Het treft vaak oudere mensen als gevolg van slijtage van de beweegbare delen van de wervelkolom. Er zijn echter ook aangeboren vormen. Deze zijn echter zeldzaam.

Welke vormen van wervelkanaalstenose zijn er?

De meest voorkomende vorm van stenose van het wervelkanaal is die van de lumbale wervelkolom – lumbale stenose van het wervelkanaal.

Andere vormen zijn stenose van het cervicale wervelkanaal, die de cervicale wervelkolom (HWS) aantast, en, in zeldzame gevallen, stenose van het thoracale wervelkanaal, die de thoracale wervelkolom (BWS) aantast.

Wervelkanaalstenose wordt pas sinds 1996 als een zelfstandig ziektebeeld gedefinieerd. De Wereldgezondheidsorganisatie (WHO) kent er verschillende diagnostische codes aan toe, afhankelijk van de ernst ervan: de codes M48 (Overige spondylopathieën), M99 (Biomechanische disfuncties, niet elders geclassificeerd) en G55 (Compressie van zenuwwortels en plexussen bij elders geclassificeerde ziekten).

Beoordeling van stenose van het wervelkanaal

Als criterium voor de ernst van de wervelkanaalstenose gebruikt de arts beeldvormende technieken zoals magnetische resonantie beeldvorming om te meten hoeveel het wervelkanaal vernauwd is. Artsen maken onderscheid tussen

  • Relatieve stenose van het wervelkanaal met een kanaaldiameter van minder dan twaalf millimeter
  • Absolute wervelkanaalstenose met een kanaaldiameter van minder dan tien millimeter

Behandeling

In de meeste gevallen kan spinale stenose goed worden behandeld met conservatieve therapiemethoden. Slechts zelden (in zeer ernstige gevallen) is een chirurgische ingreep noodzakelijk.

Conservatieve behandeling

Conservatieve vormen van behandeling voor spinale stenose omvatten

  • Fysiotherapie (oefentherapie, baden, spierontspannende behandelingen en andere) om de wervelkolom te verlichten en te stabiliseren
  • Warmtetherapie om de rugspieren te ontspannen
  • Elektrotherapie voor pijnbehandeling en spierontspanning
  • Steunkorsetten (orthesen) om de druk op de wervelkolom te verlichten
  • Rugtraining (gerichte versterkingstraining voor de rug- en buikspieren, tips voor rugvriendelijke houdingen, gedragstips)
  • Opleiding psychologische pijnbestrijding
  • Pijn therapie

In de meeste gevallen worden meerdere van bovenstaande maatregelen gecombineerd. Dit staat bekend als een modulair therapieconcept.

Geneesmiddel

Effectieve pijnbehandeling is een hoeksteen van conservatieve stenosetherapie. Artsen gebruiken verschillende werkzame stoffen, afhankelijk van de intensiteit van de pijn.
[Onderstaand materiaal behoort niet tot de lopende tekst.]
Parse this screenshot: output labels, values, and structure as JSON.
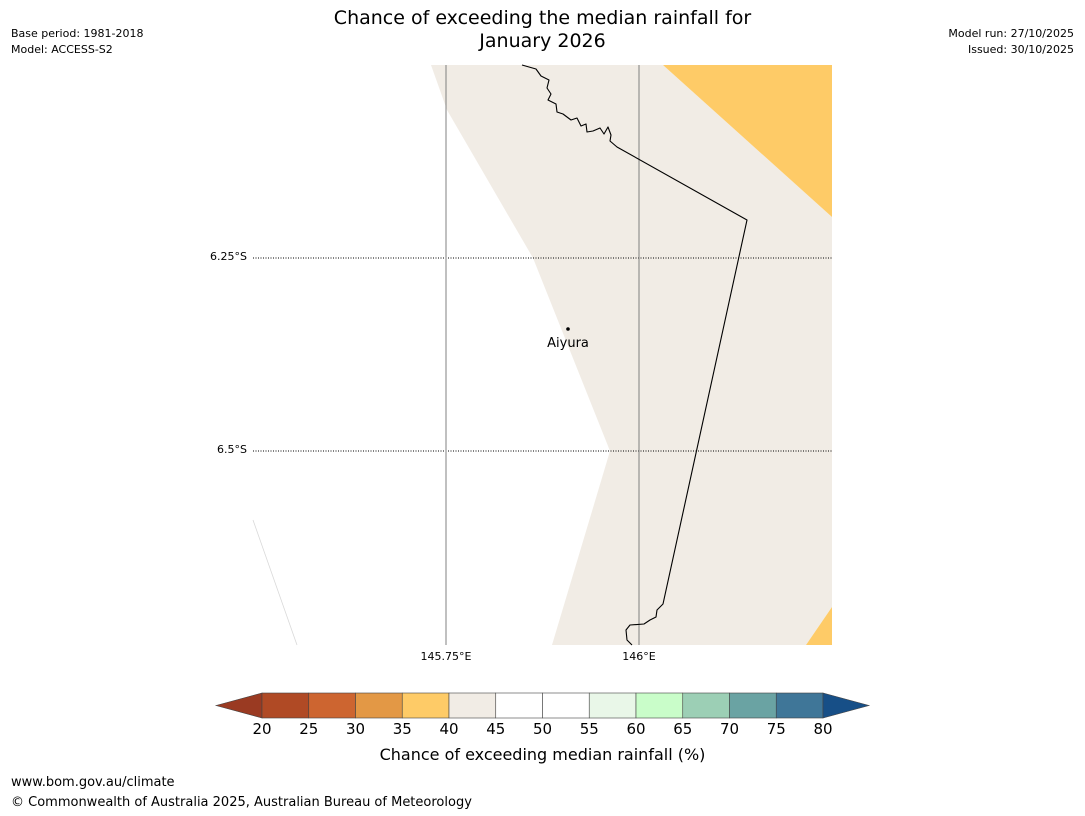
{
  "title": {
    "line1": "Chance of exceeding the median rainfall for",
    "line2": "January 2026"
  },
  "meta_left": {
    "base_period": "Base period: 1981-2018",
    "model": "Model: ACCESS-S2"
  },
  "meta_right": {
    "model_run": "Model run: 27/10/2025",
    "issued": "Issued: 30/10/2025"
  },
  "map": {
    "lat_labels": [
      "6.25°S",
      "6.5°S"
    ],
    "lon_labels": [
      "145.75°E",
      "146°E"
    ],
    "place": {
      "name": "Aiyura"
    },
    "colors": {
      "band_35_40": "#fecb67",
      "band_40_45": "#f1ece5",
      "band_45_55": "#ffffff",
      "coastline": "#000000",
      "gridline": "#808080"
    }
  },
  "colorbar": {
    "label": "Chance of exceeding median rainfall (%)",
    "ticks": [
      "20",
      "25",
      "30",
      "35",
      "40",
      "45",
      "50",
      "55",
      "60",
      "65",
      "70",
      "75",
      "80"
    ],
    "under_color": "#9a3a22",
    "over_color": "#174f87",
    "bins": [
      {
        "range": "20-25",
        "color": "#b04a25"
      },
      {
        "range": "25-30",
        "color": "#cd6530"
      },
      {
        "range": "30-35",
        "color": "#e39845"
      },
      {
        "range": "35-40",
        "color": "#fecb67"
      },
      {
        "range": "40-45",
        "color": "#f1ece5"
      },
      {
        "range": "45-50",
        "color": "#ffffff"
      },
      {
        "range": "50-55",
        "color": "#ffffff"
      },
      {
        "range": "55-60",
        "color": "#e9f7e8"
      },
      {
        "range": "60-65",
        "color": "#c9fdc9"
      },
      {
        "range": "65-70",
        "color": "#9ccfb5"
      },
      {
        "range": "70-75",
        "color": "#6aa3a3"
      },
      {
        "range": "75-80",
        "color": "#3f7698"
      }
    ]
  },
  "footer": {
    "url": "www.bom.gov.au/climate",
    "copyright": "© Commonwealth of Australia 2025, Australian Bureau of Meteorology"
  }
}
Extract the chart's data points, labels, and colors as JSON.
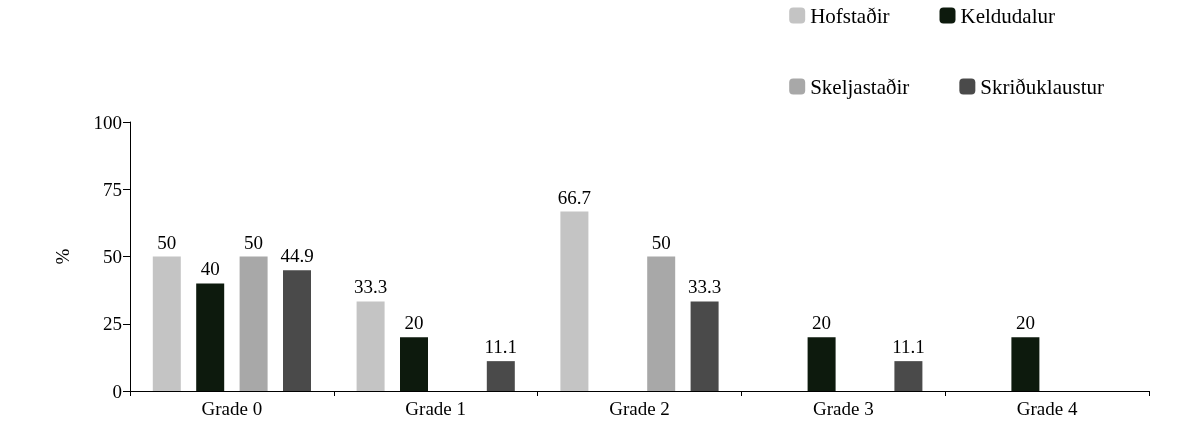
{
  "chart_data": {
    "type": "bar",
    "ylabel": "%",
    "categories": [
      "Grade 0",
      "Grade 1",
      "Grade 2",
      "Grade 3",
      "Grade 4"
    ],
    "series": [
      {
        "name": "Hofstaðir",
        "color": "#c4c4c4",
        "values": [
          50,
          33.3,
          66.7,
          0,
          0
        ],
        "value_labels": [
          "50",
          "33.3",
          "66.7",
          null,
          null
        ]
      },
      {
        "name": "Keldudalur",
        "color": "#0d1a0d",
        "values": [
          40,
          20,
          0,
          20,
          20
        ],
        "value_labels": [
          "40",
          "20",
          null,
          "20",
          "20"
        ]
      },
      {
        "name": "Skeljastaðir",
        "color": "#a8a8a8",
        "values": [
          50,
          0,
          50,
          0,
          0
        ],
        "value_labels": [
          "50",
          null,
          "50",
          null,
          null
        ]
      },
      {
        "name": "Skriðuklaustur",
        "color": "#4a4a4a",
        "values": [
          44.9,
          11.1,
          33.3,
          11.1,
          0
        ],
        "value_labels": [
          "44.9",
          "11.1",
          "33.3",
          "11.1",
          null
        ]
      }
    ],
    "ylim": [
      0,
      100
    ],
    "yticks": [
      0,
      25,
      50,
      75,
      100
    ],
    "grid": false,
    "legend": "top right"
  }
}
Sommige pijnstillers irriteren de maagwand als ze gedurende een langere periode worden ingenomen. Dit is de reden waarom artsen vaak zogenaamde protonpompremmers voorschrijven. Als ‘maagbescherming’ zorgen deze medicijnen ervoor dat het lichaam minder maagzuur aanmaakt.

Naast de klassieke pijnstillers kunnen artsen ook milde antidepressiva voorschrijven. In kleine doses helpen deze bij chronische pijn, omdat ze op neurotransmitterniveau werken.

Soms kunnen spierverslappers helpen bij stenose van het wervelkanaal. Als de pijn erg hevig is, kan cortisontherapie met een hoge dosis een optie zijn: cortison vermindert de zwelling van het zachte weefsel dat op het wervelkanaal drukt. Hierdoor blijft er wat meer ruimte over in het kanaal.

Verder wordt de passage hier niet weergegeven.